CELFPlusPlus implements the Greedy CELF++ lazy-forward state machine. Each candidate keeps four cached fields:

  • mg1: marginal gain \(\Delta_u(S)\) with respect to current seed set.

  • mg2: look-ahead marginal gain \(\Delta_u(S \cup \{prev\_best\})\).

  • prev_best: the best examined node used to compute mg2.

  • flag: the iteration in which the cached gains were last refreshed.

In each iteration, last_seed records the most recently selected seed and cur_best tracks the best marginal-gain node among candidates examined in the current iteration.

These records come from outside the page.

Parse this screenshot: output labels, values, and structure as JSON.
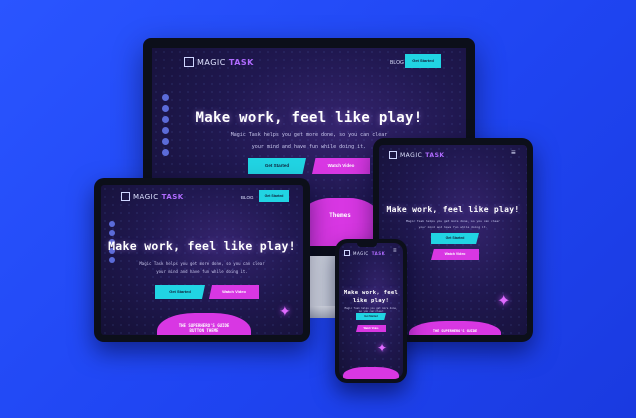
{
  "site": {
    "logo_a": "MAGIC",
    "logo_b": "TASK",
    "nav_blog": "BLOG",
    "nav_cta": "Get Started",
    "hero_title": "Make work, feel like play!",
    "hero_sub_line1": "Magic Task helps you get more done, so you can clear",
    "hero_sub_line2": "your mind and have fun while doing it.",
    "btn_primary": "Get Started",
    "btn_secondary": "Watch Video",
    "themes_badge": "Themes",
    "themes_title": "THE SUPERHERO'S GUIDE",
    "themes_sub": "BUTTON THEME"
  },
  "colors": {
    "background": "#2a55ff",
    "accent_cyan": "#21d4e3",
    "accent_magenta": "#d837e3",
    "logo_accent": "#b06bff"
  },
  "icons": [
    "menu-icon",
    "sparkle-icon",
    "social-icons"
  ]
}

If prev_best == last_seed, mg2 can be reused directly without recomputing spread.

class fs_gplib.InfluenceMaximization.celf.CELFPlusPlus(model, seed_size: int, influenced_type: List[int] | None = None, MC: int = 1000, iterations_times: int = 100, verbose: bool = True)[source]

Bases: BaseInfluenceMaximizer

CELF++ (Cost-Effective Lazy Forward++) for Influence Maximization.

Parameters:
  • model -- A diffusion model from fs_gplib.Epidemics.

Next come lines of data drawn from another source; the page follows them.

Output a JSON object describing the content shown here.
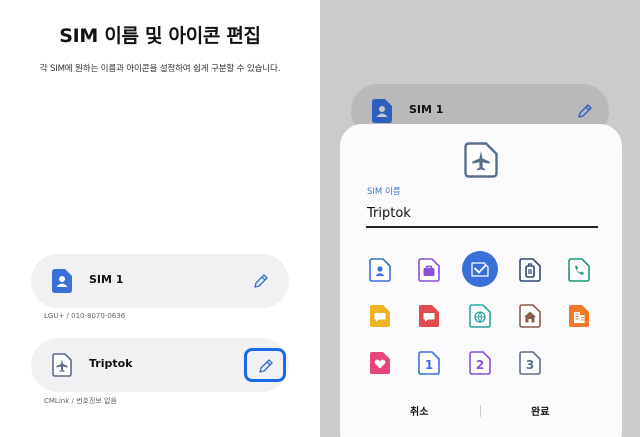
{
  "left": {
    "title": "SIM 이름 및 아이콘 편집",
    "subtitle": "각 SIM에 원하는 이름과 아이콘을 설정하여 쉽게 구분할 수 있습니다.",
    "sims": [
      {
        "name": "SIM 1",
        "sub": "LGU+ / 010-8070-0636",
        "icon": "person-sim-icon"
      },
      {
        "name": "Triptok",
        "sub": "CMLink / 번호정보 없음",
        "icon": "airplane-sim-icon"
      }
    ]
  },
  "right": {
    "bg_sim_name": "SIM 1",
    "dialog": {
      "field_label": "SIM 이름",
      "field_value": "Triptok",
      "cancel": "취소",
      "ok": "완료",
      "selected_icon": "airplane-sim-icon",
      "icons": [
        "person-sim-icon",
        "briefcase-sim-icon",
        "airplane-sim-icon",
        "luggage-sim-icon",
        "phone-sim-icon",
        "chat-yellow-sim-icon",
        "chat-red-sim-icon",
        "globe-sim-icon",
        "home-sim-icon",
        "building-sim-icon",
        "heart-sim-icon",
        "number-1-sim-icon",
        "number-2-sim-icon",
        "number-3-sim-icon"
      ],
      "icon_digits": [
        "1",
        "2",
        "3"
      ]
    }
  },
  "colors": {
    "accent": "#3a6fd8",
    "focus": "#1a6ae8",
    "card_bg": "#f1f1f4",
    "overlay_bg": "#cbcbcd"
  }
}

  • seed_size -- Number of seeds to select.

  • influenced_type -- Set of node state values that count as influenced.

  • MC -- Monte-Carlo simulations per spread estimate.

  • iterations_times -- Diffusion steps per simulation.

  • verbose -- Whether to show progress.

Example:

from fs_gplib.InfluenceMaximization import CELFPlusPlus

im = CELFPlusPlus(
    model=model,
    seed_size=10,
    influenced_type=[1, 2]
)
seeds = im.fit()
fit() List[int][source]

Run CELF++ algorithm to select seed nodes.

Implements the Greedy CELF++ state machine from the paper: each candidate stores mg1 (as marginal_gain), mg2 (as second_gain), prev_best, and flag (as last_eval_iter). During lazy updates, stale candidates can reuse mg2 when prev_best == last_seed.

Variables follow the pseudocode semantics: S is the current seed set, last_seed is the most recently selected seed, and cur_best tracks the node with the maximum marginal gain among candidates examined in the current iteration.

Returns:

List of selected seed node indices.

Return type:

list[int]

get_estimator() SpreadEstimator[source]

Return the spread estimator for accessing statistics.

Advanced Interface

Both CELFIM and CELFPlusPlus expose get_estimator() for accessing spread-estimation statistics and cache usage.